好了，來做個小練習。圖2是一張網頁鏈接關系圖，表示一所大學的主頁上放了A、B兩個教授的個人主頁的鏈接，教授B和學生B的個人主頁互相鏈接了對方，等等。下面我們要通過這種鏈接關系求這5個節點的相似度。

圖2. 網頁鏈接關系圖

首先用一個文本文件來存儲上面的有向圖。

linkgraph

univ	profA	profB
profA	studentA
studentA	univ
profB	studentB
studentB	profB

文件中每一行的首列是一個節點，后面的列是首列的out-neighbors，即在圖上游走時只能順着箭頭的方向。對於二部圖情況就不一樣了，\eqref{out}式是順着二部圖箭頭的方向，\eqref{in}式是逆着二部圖箭頭的方向，即每一條邊都是允許雙向游走的。於是圖1所示的二部圖可以表示為：

linkgraph_bipartite

A    a    b
B    b    c
a    A
b    A    B
c    B

naive_simrank.py

#!/usr/bin/env python
# coding=utf-8

import numpy as np
import scipy as sp

nodes = []  # 所有的節點存入數組
nodesnum = 0  # 所有節點的數目
nodes_index = {}  # <節點名，節點在nodes數組中的編號>
damp = 0.8  # 阻尼系數
trans_matrix = np.matrix(0)  # 轉移概率矩陣
sim_matrix = np.matrix(0)  # 節點相似度矩陣


def initParam(graphFile):
    '''
    構建nodes、nodes_index、trans_matrix和第0代的sim_matrix.
    輸入文件行格式要求：node\toutneighbor\toutneighbor\t...或 node\tinneighbor\tinneighbor\t...
    '''
    global nodes
    global nodes_index
    global trans_matrix
    global sim_matrix
    global damp
    global nodesnum

    link_in = {}
    for line in open(graphFile, "r", 1024):
        arr = line.strip("\n").split()
        node = arr[0]
        nodeid = -1
        if node in nodes_index:
            nodeid = nodes_index[node]
        else:
            nodeid = len(nodes)
            nodes_index[node] = nodeid
            nodes.append(node)
        for ele in arr[1:]:
            outneighbor = ele
            outneighborid = -1
            if outneighbor in nodes_index:
                outneighborid = nodes_index[outneighbor]
            else:
                outneighborid = len(nodes)
                nodes_index[outneighbor] = outneighborid
                nodes.append(outneighbor)
            inneighbors = []
            if outneighborid in link_in:
                inneighbors = link_in[outneighborid]
            inneighbors.append(nodeid)
            link_in[outneighborid] = inneighbors

    nodesnum = len(nodes)
    trans_matrix = np.zeros((nodesnum, nodesnum))
    for node, inneighbors in link_in.items():
        num = len(inneighbors)
        prob = 1.0 / num
        for neighbor in inneighbors:
            trans_matrix[neighbor, node] = prob

    sim_matrix = np.identity(nodesnum) * (1 - damp)


def iterate():
    '''
    迭代更新相似度矩陣
    '''
    global trans_matrix
    global sim_matrix
    global damp
    global nodesnum

    sim_matrix = damp * np.dot(np.dot(trans_matrix.transpose(),
                                      sim_matrix), trans_matrix) + (1 - damp) * np.identity(nodesnum)
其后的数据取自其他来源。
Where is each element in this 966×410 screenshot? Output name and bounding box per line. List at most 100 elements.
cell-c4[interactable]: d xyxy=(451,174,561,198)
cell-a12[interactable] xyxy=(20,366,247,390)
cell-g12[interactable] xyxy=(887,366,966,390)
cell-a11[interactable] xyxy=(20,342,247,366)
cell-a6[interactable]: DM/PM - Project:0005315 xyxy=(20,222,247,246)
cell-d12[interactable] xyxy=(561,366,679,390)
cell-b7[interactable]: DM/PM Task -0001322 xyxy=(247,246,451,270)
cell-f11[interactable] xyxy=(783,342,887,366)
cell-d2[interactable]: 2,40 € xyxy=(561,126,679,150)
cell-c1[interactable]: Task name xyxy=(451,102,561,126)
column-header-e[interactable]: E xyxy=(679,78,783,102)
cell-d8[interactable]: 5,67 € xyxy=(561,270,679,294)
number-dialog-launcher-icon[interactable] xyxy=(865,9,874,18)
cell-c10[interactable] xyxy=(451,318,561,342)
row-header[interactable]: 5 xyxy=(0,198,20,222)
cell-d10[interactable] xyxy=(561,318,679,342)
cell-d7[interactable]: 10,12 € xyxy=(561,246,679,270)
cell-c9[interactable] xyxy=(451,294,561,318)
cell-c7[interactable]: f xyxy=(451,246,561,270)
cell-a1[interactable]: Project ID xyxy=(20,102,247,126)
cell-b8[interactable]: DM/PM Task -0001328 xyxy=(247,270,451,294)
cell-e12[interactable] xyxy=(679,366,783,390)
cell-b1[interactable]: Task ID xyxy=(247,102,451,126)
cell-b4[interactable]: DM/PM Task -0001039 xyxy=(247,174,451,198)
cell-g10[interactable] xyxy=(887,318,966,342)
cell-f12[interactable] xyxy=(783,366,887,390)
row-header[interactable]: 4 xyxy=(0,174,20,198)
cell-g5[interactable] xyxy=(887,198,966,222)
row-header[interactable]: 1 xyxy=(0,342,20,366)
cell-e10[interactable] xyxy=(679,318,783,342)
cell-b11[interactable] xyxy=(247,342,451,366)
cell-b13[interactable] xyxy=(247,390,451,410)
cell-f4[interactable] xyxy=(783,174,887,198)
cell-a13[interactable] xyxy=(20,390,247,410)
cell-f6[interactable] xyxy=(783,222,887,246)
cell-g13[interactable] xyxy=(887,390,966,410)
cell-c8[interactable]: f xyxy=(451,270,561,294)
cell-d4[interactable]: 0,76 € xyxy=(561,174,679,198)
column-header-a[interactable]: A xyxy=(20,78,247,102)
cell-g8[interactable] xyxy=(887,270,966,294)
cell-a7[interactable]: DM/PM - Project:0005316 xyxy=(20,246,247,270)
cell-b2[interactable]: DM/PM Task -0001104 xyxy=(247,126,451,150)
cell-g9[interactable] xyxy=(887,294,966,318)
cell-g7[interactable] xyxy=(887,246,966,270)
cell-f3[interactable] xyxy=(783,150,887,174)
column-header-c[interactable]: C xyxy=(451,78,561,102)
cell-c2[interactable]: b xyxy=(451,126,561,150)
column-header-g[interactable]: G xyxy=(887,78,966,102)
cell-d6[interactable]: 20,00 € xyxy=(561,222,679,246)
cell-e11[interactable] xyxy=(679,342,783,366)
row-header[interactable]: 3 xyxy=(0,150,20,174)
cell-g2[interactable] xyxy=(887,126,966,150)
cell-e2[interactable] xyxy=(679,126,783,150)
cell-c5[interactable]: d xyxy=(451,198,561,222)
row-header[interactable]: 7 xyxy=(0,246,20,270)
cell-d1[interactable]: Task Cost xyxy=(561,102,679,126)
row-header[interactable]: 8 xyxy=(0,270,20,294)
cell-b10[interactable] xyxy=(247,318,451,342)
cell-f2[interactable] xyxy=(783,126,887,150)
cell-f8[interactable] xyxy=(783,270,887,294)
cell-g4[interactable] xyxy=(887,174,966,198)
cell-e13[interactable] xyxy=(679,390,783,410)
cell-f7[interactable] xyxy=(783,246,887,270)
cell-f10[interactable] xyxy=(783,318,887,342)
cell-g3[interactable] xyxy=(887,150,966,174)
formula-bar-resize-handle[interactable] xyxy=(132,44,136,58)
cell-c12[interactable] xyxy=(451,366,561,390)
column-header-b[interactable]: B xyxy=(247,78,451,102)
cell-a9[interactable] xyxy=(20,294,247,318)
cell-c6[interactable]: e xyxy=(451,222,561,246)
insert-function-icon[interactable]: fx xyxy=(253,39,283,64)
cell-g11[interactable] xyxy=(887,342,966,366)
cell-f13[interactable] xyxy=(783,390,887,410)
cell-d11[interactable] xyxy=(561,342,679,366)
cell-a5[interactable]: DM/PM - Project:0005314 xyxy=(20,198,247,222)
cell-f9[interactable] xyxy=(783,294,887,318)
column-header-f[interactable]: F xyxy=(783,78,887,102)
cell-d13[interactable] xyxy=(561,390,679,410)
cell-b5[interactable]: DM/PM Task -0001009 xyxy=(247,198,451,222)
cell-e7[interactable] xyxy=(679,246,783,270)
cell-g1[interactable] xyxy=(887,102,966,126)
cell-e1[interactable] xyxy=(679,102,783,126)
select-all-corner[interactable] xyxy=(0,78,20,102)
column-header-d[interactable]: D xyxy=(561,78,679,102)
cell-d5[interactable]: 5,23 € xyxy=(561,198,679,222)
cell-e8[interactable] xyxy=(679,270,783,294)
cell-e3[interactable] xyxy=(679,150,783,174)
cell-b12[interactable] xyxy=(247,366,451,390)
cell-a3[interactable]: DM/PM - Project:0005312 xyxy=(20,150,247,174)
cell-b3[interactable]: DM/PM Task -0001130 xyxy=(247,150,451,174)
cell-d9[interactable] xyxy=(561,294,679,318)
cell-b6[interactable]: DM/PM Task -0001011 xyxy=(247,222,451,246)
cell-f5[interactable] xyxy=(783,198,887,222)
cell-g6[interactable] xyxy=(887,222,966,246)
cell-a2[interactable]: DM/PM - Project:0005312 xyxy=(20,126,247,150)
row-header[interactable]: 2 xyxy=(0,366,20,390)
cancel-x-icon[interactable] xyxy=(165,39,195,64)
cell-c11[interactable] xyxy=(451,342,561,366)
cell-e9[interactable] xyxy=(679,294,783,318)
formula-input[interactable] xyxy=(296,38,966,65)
def printResult(sim_node_file):
    '''
    打印輸出相似度計算結果
    '''
    global sim_matrix
    global link_out
    global link_in
    global nodes
    global nodesnum

    # 打印node之間的相似度
    f_out_user = open(sim_node_file, "w")
    for i in range(nodesnum):
        f_out_user.write(nodes[i] + "\t")
        neighbour = []
        for j in range(nodesnum):
            if i != j:
                sim = sim_matrix[i, j]
                if sim == None:
                    sim = 0
                if sim > 0:
                    neighbour.append((j, sim))
        # 按相似度由大到小排序
        neighbour = sorted(
            neighbour, cmp=lambda x, y: cmp(x[1], y[1]), reverse=True)
        for (u, sim) in neighbour:
            f_out_user.write(nodes[u] + ":" + str(sim) + "\t")
        f_out_user.write("\n")
    f_out_user.close()


def simrank(graphFile, maxIteration):
    global nodes_index
    global trans_matrix
    global sim_matrix

    initParam(graphFile)
    print "nodes:"
    print nodes_index
    print "trans ratio:"
    print trans_matrix
    for i in range(maxIteration):
        print "iteration %d:" % (i + 1)
        iterate()
        print sim_matrix


if __name__ == '__main__':
    graphFile = "../data/linkgraph"
    sim_node_file = "../data/nodesim_naive"
    maxIteration = 10
    simrank(graphFile, maxIteration)
    printResult(sim_node_file)

最終得到5個節點兩兩之間的相似度

nodesim_naive

univ	profB:0.10803511296	studentB:0.02203058176	
profA	profB:0.36478881792	studentB:0.08159625216	
profB	profA:0.36478881792	univ:0.10803511296	studentB:0.0642220032	studentA:0.03022258176	
studentA	studentB:0.28216737792	profB:0.03022258176	
studentB	studentA:0.28216737792	profA:0.08159625216	profB:0.0642220032	univ:0.02203058176

平方緩存法

\eqref{err_ceil}已經證明了simrank的收斂速度是非常快的，下面給出一種可以加速收斂的方法--平方緩存法。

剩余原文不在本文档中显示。